Permasalahan yang terjadi adalah kadang kita kurang menyadari hal ini. 
Menganggap pelajaran Bahasa Indonesia, Bahasa Inggris dan Matematika dan IPA 
yang lebih penting, tinibang pelajaran di luar itu. Mengapa? Ada banyak alasan, 
misalnya untuk menyiapkan murid menghadapi ujian nasional. Akhirnya, anak yang 
tadinya mencintai pelajaran olahraga (karena cita-citanya ingin menjadi atlet) 
atau yang suka latihan band/suka karaokean di rumah disela-sela kerajinannya 
belajar, eh malah dimarahi/diomelin oleh orang tuanya. 

"Ngapain lu suka latihan band/karaokean atau sering latihan 
basket/voli/olahraga lainnya, kan itu tidak menjamin masa depanmu, mendingan 
kamu les bahasa Inggris, Matematika, Kimia, Fisika atau Ekonomi". "Gih pergi 
les, cepat-cepat!!!". "Ngapain sih piano, gitar, nyanyi pake les segala?". 
"Ndak ada gunanya tu". Pelajaran itu kan tidak di-UN-kan!. "Ntar tidak lulus 
ujian ibu/bapak yang malu". Itulah sederetan celotehan ibu/bapak melihat 
anaknya tidak mau pergi les. Celoteh ibu/bapak tersebut mencerminkan terjadinya 
paradoks terhadap kecerdasan anak (murid). 
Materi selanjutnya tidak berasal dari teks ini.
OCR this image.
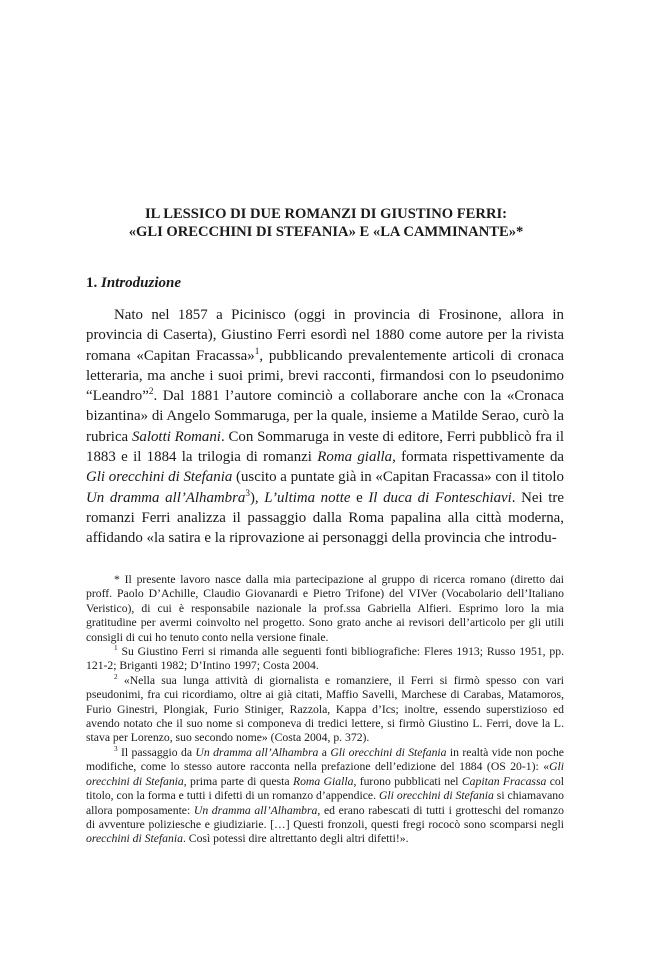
IL LESSICO DI DUE ROMANZI DI GIUSTINO FERRI:
«GLI ORECCHINI DI STEFANIA» E «LA CAMMINANTE»*
1. Introduzione

Nato nel 1857 a Picinisco (oggi in provincia di Frosinone, allora in provincia di Caserta), Giustino Ferri esordì nel 1880 come autore per la rivista romana «Capitan Fracassa»$^1$, pubblicando prevalentemente articoli di cronaca letteraria, ma anche i suoi primi, brevi racconti, firmandosi con lo pseudonimo “Leandro”$^2$. Dal 1881 l’autore cominciò a collaborare anche con la «Cronaca bizantina» di Angelo Sommaruga, per la quale, insieme a Matilde Serao, curò la rubrica Salotti Romani. Con Sommaruga in veste di editore, Ferri pubblicò fra il 1883 e il 1884 la trilogia di romanzi Roma gialla, formata rispettivamente da Gli orecchini di Stefania (uscito a puntate già in «Capitan Fracassa» con il titolo Un dramma all’Alhambra$^3$), L’ultima notte e Il duca di Fonteschiavi. Nei tre romanzi Ferri analizza il passaggio dalla Roma papalina alla città moderna, affidando «la satira e la riprovazione ai personaggi della provincia che introdu-

* Il presente lavoro nasce dalla mia partecipazione al gruppo di ricerca romano (diretto dai proff. Paolo D’Achille, Claudio Giovanardi e Pietro Trifone) del VIVer (Vocabolario dell’Italiano Veristico), di cui è responsabile nazionale la prof.ssa Gabriella Alfieri. Esprimo loro la mia gratitudine per avermi coinvolto nel progetto. Sono grato anche ai revisori dell’articolo per gli utili consigli di cui ho tenuto conto nella versione finale.

$^1$ Su Giustino Ferri si rimanda alle seguenti fonti bibliografiche: Fleres 1913; Russo 1951, pp. 121-2; Briganti 1982; D’Intino 1997; Costa 2004.

$^2$ «Nella sua lunga attività di giornalista e romanziere, il Ferri si firmò spesso con vari pseudonimi, fra cui ricordiamo, oltre ai già citati, Maffio Savelli, Marchese di Carabas, Matamoros, Furio Ginestri, Plongiak, Furio Stiniger, Razzola, Kappa d’Ics; inoltre, essendo superstizioso ed avendo notato che il suo nome si componeva di tredici lettere, si firmò Giustino L. Ferri, dove la L. stava per Lorenzo, suo secondo nome» (Costa 2004, p. 372).

$^3$ Il passaggio da Un dramma all’Alhambra a Gli orecchini di Stefania in realtà vide non poche modifiche, come lo stesso autore racconta nella prefazione dell’edizione del 1884 (OS 20-1): «Gli orecchini di Stefania, prima parte di questa Roma Gialla, furono pubblicati nel Capitan Fracassa col titolo, con la forma e tutti i difetti di un romanzo d’appendice. Gli orecchini di Stefania si chiamavano allora pomposamente: Un dramma all’Alhambra, ed erano rabescati di tutti i grotteschi del romanzo di avventure poliziesche e giudiziarie. […] Questi fronzoli, questi fregi rococò sono scomparsi negli orecchini di Stefania. Così potessi dire altrettanto degli altri difetti!».
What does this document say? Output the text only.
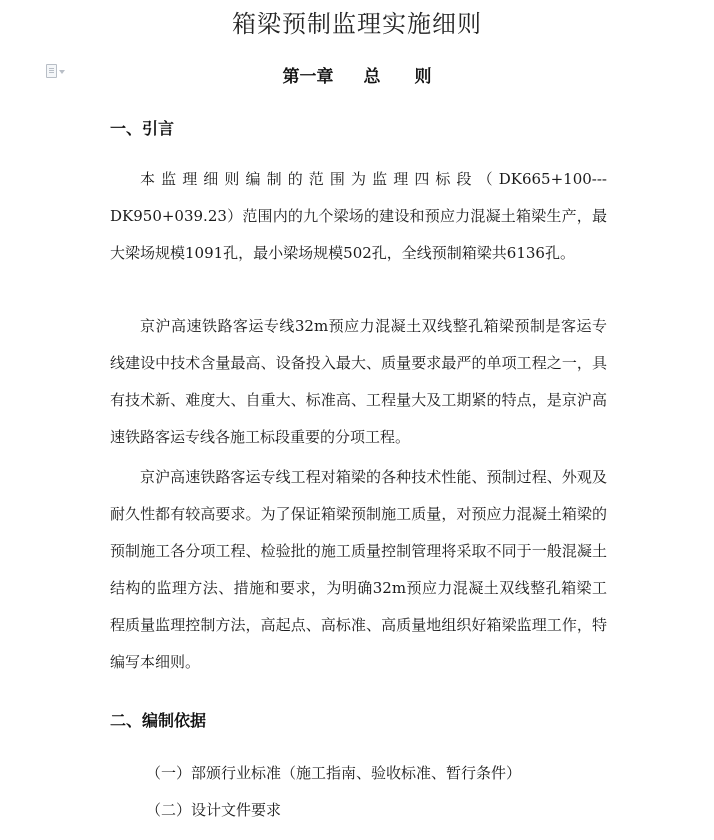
箱梁预制监理实施细则
第一章 总 则
一、引言

本监理细则编制的范围为监理四标段（DK665+100---DK950+039.23）范围内的九个梁场的建设和预应力混凝土箱梁生产，最大梁场规模1091孔，最小梁场规模502孔，全线预制箱梁共6136孔。

京沪高速铁路客运专线32m预应力混凝土双线整孔箱梁预制是客运专线建设中技术含量最高、设备投入最大、质量要求最严的单项工程之一，具有技术新、难度大、自重大、标准高、工程量大及工期紧的特点，是京沪高速铁路客运专线各施工标段重要的分项工程。

京沪高速铁路客运专线工程对箱梁的各种技术性能、预制过程、外观及耐久性都有较高要求。为了保证箱梁预制施工质量，对预应力混凝土箱梁的预制施工各分项工程、检验批的施工质量控制管理将采取不同于一般混凝土结构的监理方法、措施和要求，为明确32m预应力混凝土双线整孔箱梁工程质量监理控制方法，高起点、高标准、高质量地组织好箱梁监理工作，特编写本细则。

二、编制依据
（一）部颁行业标准（施工指南、验收标准、暂行条件）
（二）设计文件要求
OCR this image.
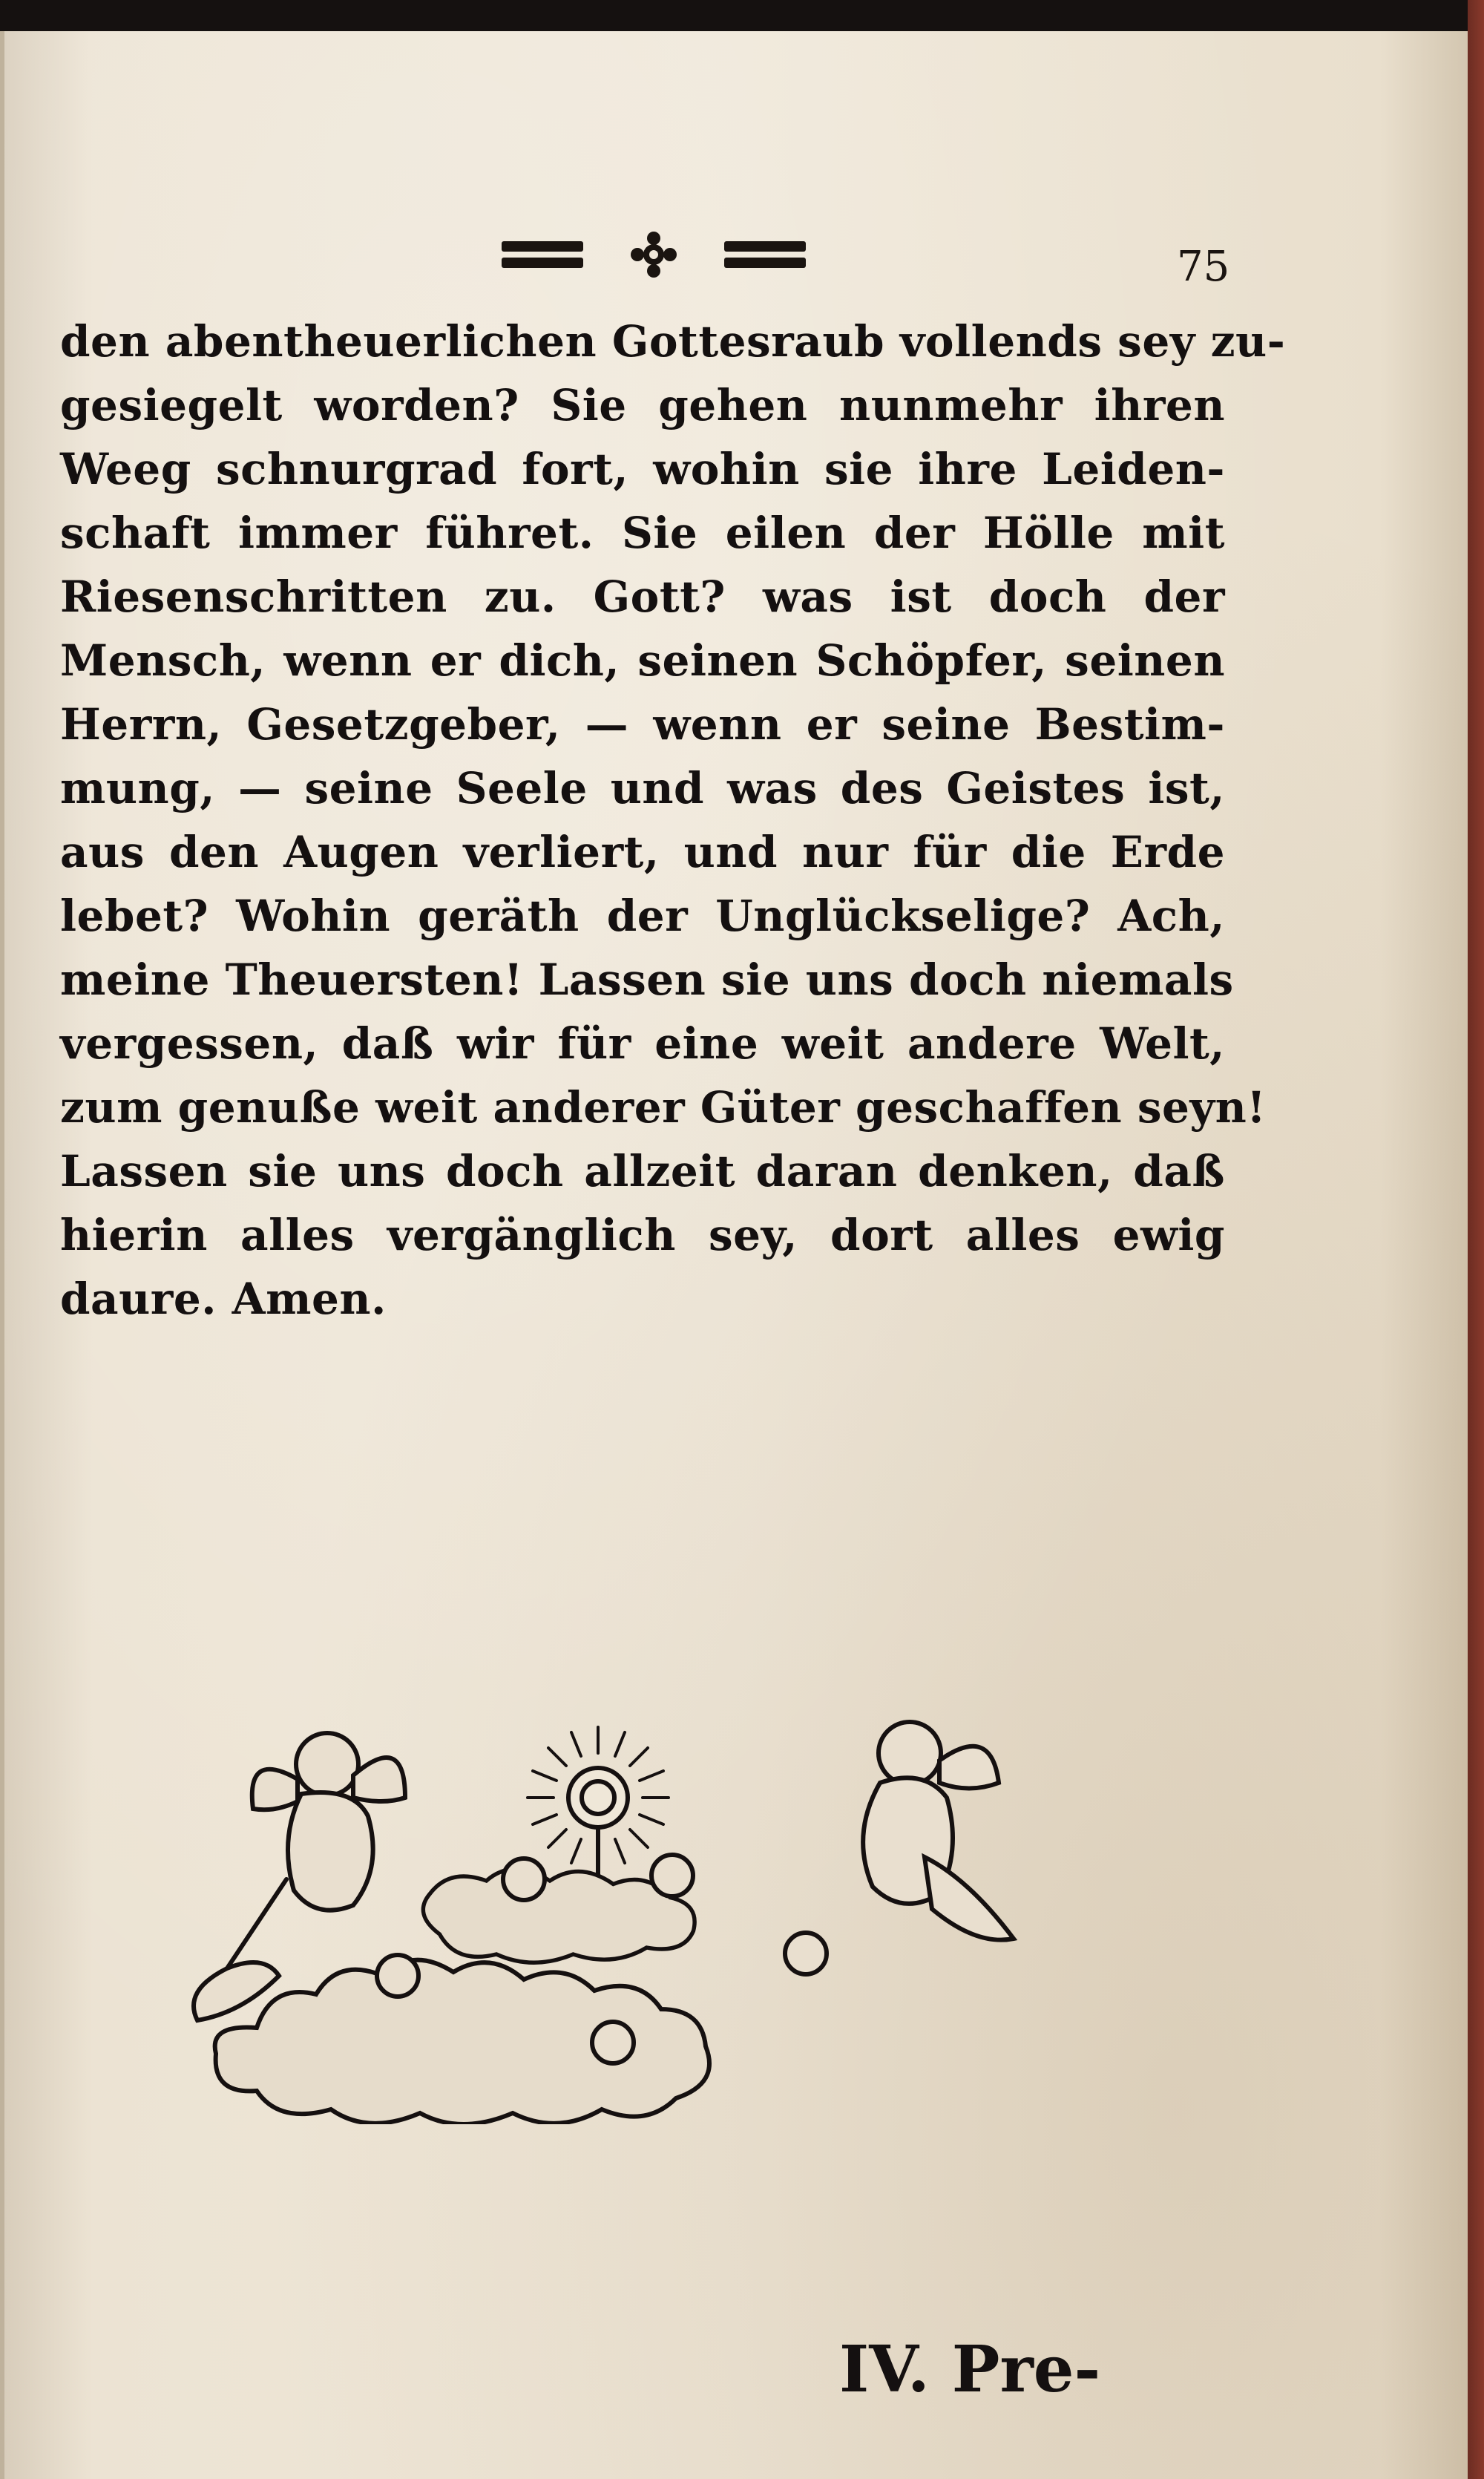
75
den abentheuerlichen Gottesraub vollends sey zu-
gesiegelt worden? Sie gehen nunmehr ihren
Weeg schnurgrad fort, wohin sie ihre Leiden-
schaft immer führet. Sie eilen der Hölle mit
Riesenschritten zu. Gott? was ist doch der
Mensch, wenn er dich, seinen Schöpfer, seinen
Herrn, Gesetzgeber, — wenn er seine Bestim-
mung, — seine Seele und was des Geistes ist,
aus den Augen verliert, und nur für die Erde
lebet? Wohin geräth der Unglückselige? Ach,
meine Theuersten! Lassen sie uns doch niemals
vergessen, daß wir für eine weit andere Welt,
zum genuße weit anderer Güter geschaffen seyn!
Lassen sie uns doch allzeit daran denken, daß
hierin alles vergänglich sey, dort alles ewig
daure. Amen.
IV. Pre-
Hemat penulis, sikap kita sebagai orang tua, yaitu memberikan bimbingan yang 
toleran terhadap anak, biarkan dia berkembang dengan bakat/talentanya. Tugas 
orang tua adalah memberikan arahan, pertimbangan baik/buruk suatu kegiatan dan 
memberikan peringatan jika si anak sudah berada di luar jalur 'rel' 
sesungguhnya. 

Lalu, tugas guru di sekolah, yaitu guru/staff dan yang lainnya, berikanlah 
pengertian yang cukup, penjelasan yang maksimal dan dampingan intensif kepada 
muridnya. Ingatkan bahwa manusia itu unik yang memiliki banyak kecerdasan. 
Murid sebenarnya dapat mempelajari semua pelajaran dengan baik. Cuman, caranya 
yang perlu dikatahui. Sudah selayaknya sekolah membimbing murid mengenai 
bagaimana mempelajari sesuatu. Guru dapat meracik pembelajaran yang menyentuh 
kedirian setiap murid dan menjangkau semua kecerdasan dominan, agar setiap 
potensi kecerdasan ditinggikan semuanya. Sadarkan murid bahwa tidak ada satupun 
orang/murid/anak yang bodoh alias semuanya cerdas. 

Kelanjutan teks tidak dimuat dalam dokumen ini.